Forging a Legacy: 15 Years of Landmark Acquisitions
May 16 – Sept. 7 | San Diego Museum of Art

Claude Monet, Eglise de Varengeville, effet matinal, 1882. Oil on canvas. Collection of John and Toni Bloomberg. Promised Gift to SDMA.

San Diego Museum of ArtSan Diego Museum of Art

Claude Monet, Eglise de Varengeville, effet matinal, 1882. Oil on canvas. Collection of John and Toni Bloomberg. Promised Gift to SDMA.

This major exhibition highlights the acquisitions received by the museum over the last 15 years. Organizers say the exhibit illustrates the museum’s growth and commitment to excellence.
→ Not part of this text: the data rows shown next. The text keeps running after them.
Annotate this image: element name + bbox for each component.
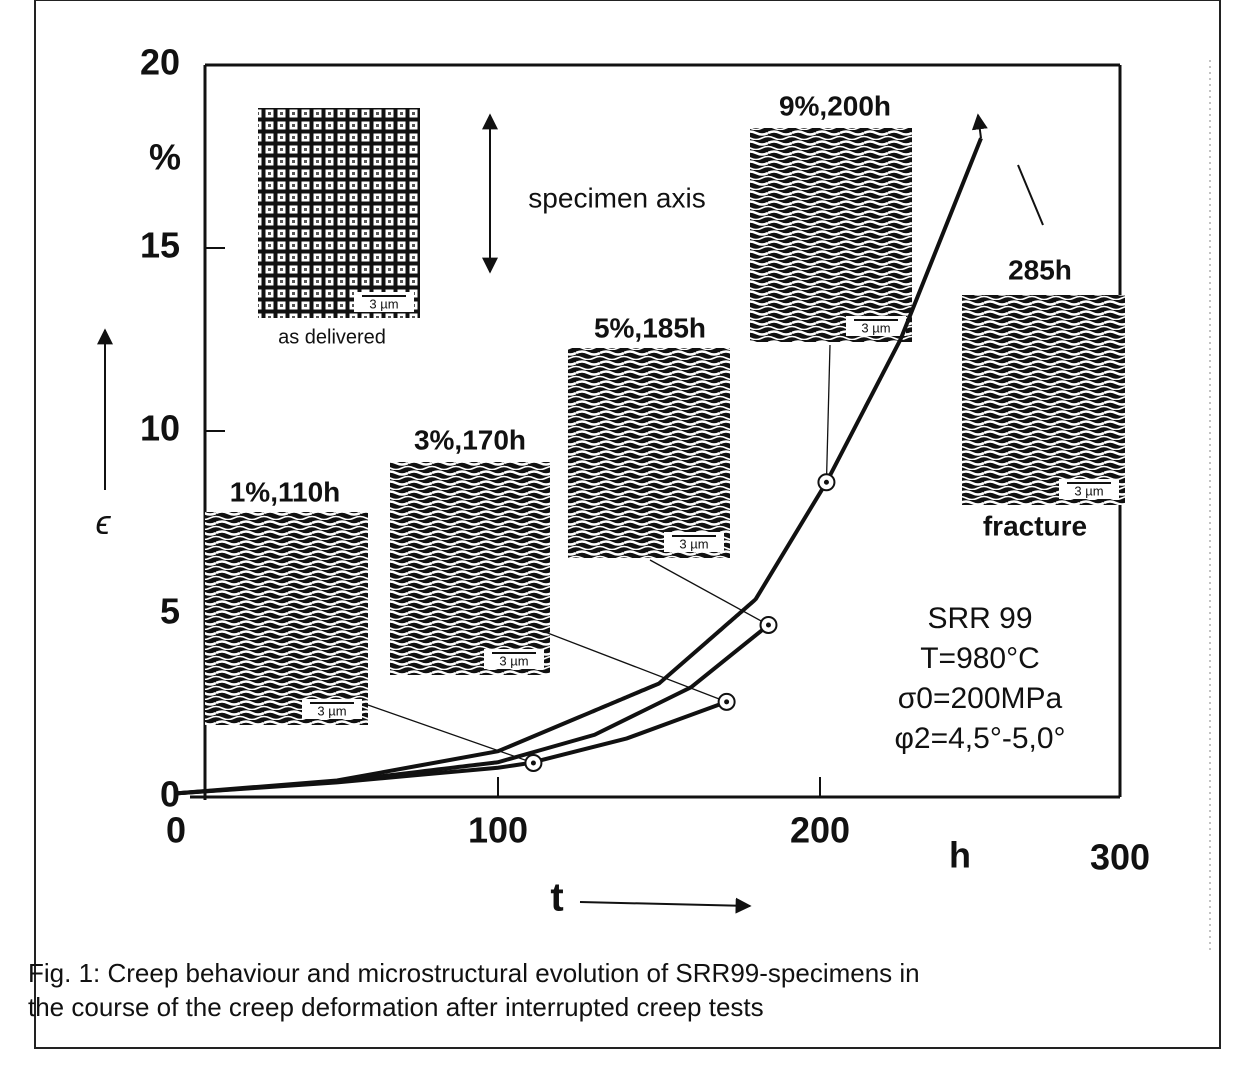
leader-line bbox=[825, 344, 831, 483]
scale-label: 3 µm bbox=[317, 703, 346, 718]
x-tick-label: 0 bbox=[166, 810, 186, 851]
y-tick-label: 10 bbox=[140, 408, 180, 449]
scale-label: 3 µm bbox=[1074, 483, 1103, 498]
micrograph bbox=[750, 128, 912, 342]
y-tick-label: 20 bbox=[140, 42, 180, 83]
micrograph-label: 9%,200h bbox=[779, 90, 891, 121]
axis-note: specimen axis bbox=[528, 182, 705, 213]
caption: the course of the creep deformation afte… bbox=[28, 992, 764, 1022]
scale-label: 3 µm bbox=[679, 536, 708, 551]
micrograph bbox=[390, 462, 550, 675]
micrograph-label: 1%,110h bbox=[230, 476, 341, 507]
y-tick-label: 0 bbox=[160, 774, 180, 815]
creep-curve bbox=[175, 137, 983, 796]
test-point-dot bbox=[823, 479, 829, 485]
annotation: φ2=4,5°-5,0° bbox=[894, 722, 1065, 755]
test-point-dot bbox=[530, 760, 536, 766]
pointer bbox=[1017, 164, 1044, 226]
leader-line bbox=[649, 559, 769, 626]
test-point-dot bbox=[765, 622, 771, 628]
y-unit: % bbox=[149, 137, 181, 178]
micrograph-label: 5%,185h bbox=[594, 312, 706, 343]
scale-label: 3 µm bbox=[861, 320, 890, 335]
test-point-dot bbox=[724, 699, 730, 705]
y-label: ϵ bbox=[96, 504, 112, 542]
annotation: σ0=200MPa bbox=[898, 682, 1063, 715]
micrograph bbox=[962, 295, 1125, 505]
curve-arrow bbox=[971, 113, 988, 139]
micrograph-label: as delivered bbox=[278, 326, 386, 348]
frame bbox=[34, 0, 1221, 1049]
annotation: SRR 99 bbox=[927, 602, 1032, 635]
micrograph-label: 285h bbox=[1008, 254, 1072, 285]
y-tick-label: 15 bbox=[140, 225, 180, 266]
micrograph bbox=[258, 108, 420, 318]
leader-line bbox=[367, 704, 534, 764]
x-label: t bbox=[550, 876, 563, 920]
annotation: T=980°C bbox=[920, 642, 1040, 675]
scale-label: 3 µm bbox=[369, 296, 398, 311]
fracture-label: fracture bbox=[983, 510, 1087, 541]
micrograph-label: 3%,170h bbox=[414, 424, 526, 455]
x-arrow bbox=[579, 897, 752, 914]
caption: Fig. 1: Creep behaviour and microstructu… bbox=[28, 958, 920, 988]
x-tick-label: 200 bbox=[790, 810, 850, 851]
x-tick-label: 300 bbox=[1090, 837, 1150, 878]
scale-label: 3 µm bbox=[499, 653, 528, 668]
x-tick-label: 100 bbox=[468, 810, 528, 851]
y-tick-label: 5 bbox=[160, 591, 180, 632]
micrograph bbox=[205, 512, 368, 725]
micrograph bbox=[568, 348, 730, 558]
x-unit: h bbox=[949, 835, 971, 876]
leader-line bbox=[544, 631, 727, 703]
The majority of gifts of art were donated by the community, and includes tunning examples by Lucas Cranach, Albrecht Dürer, Jusepe de Ribera, John Singer Sargent, and Francisco de Zurbarán, as well as Impressionist and Modern paintings by Claude Monet and Pablo Picasso; Japanese woodblock prints; and cutting-edge contemporary work by Hugo Crosthwaite, Richard Deacon, Ala Ebtekar, Lalla Essaydi, Sergio Hernández, Cauleen Smith, and Wang Qingsong, the museum said.

“Almost everyone wants and loves Monet’s landscapes,” said Velásquez “So if you come to San Diego and want to see Impressionist art like you would at the Musée d’Orsay in Paris this is the only museum in San Diego where you can see it.”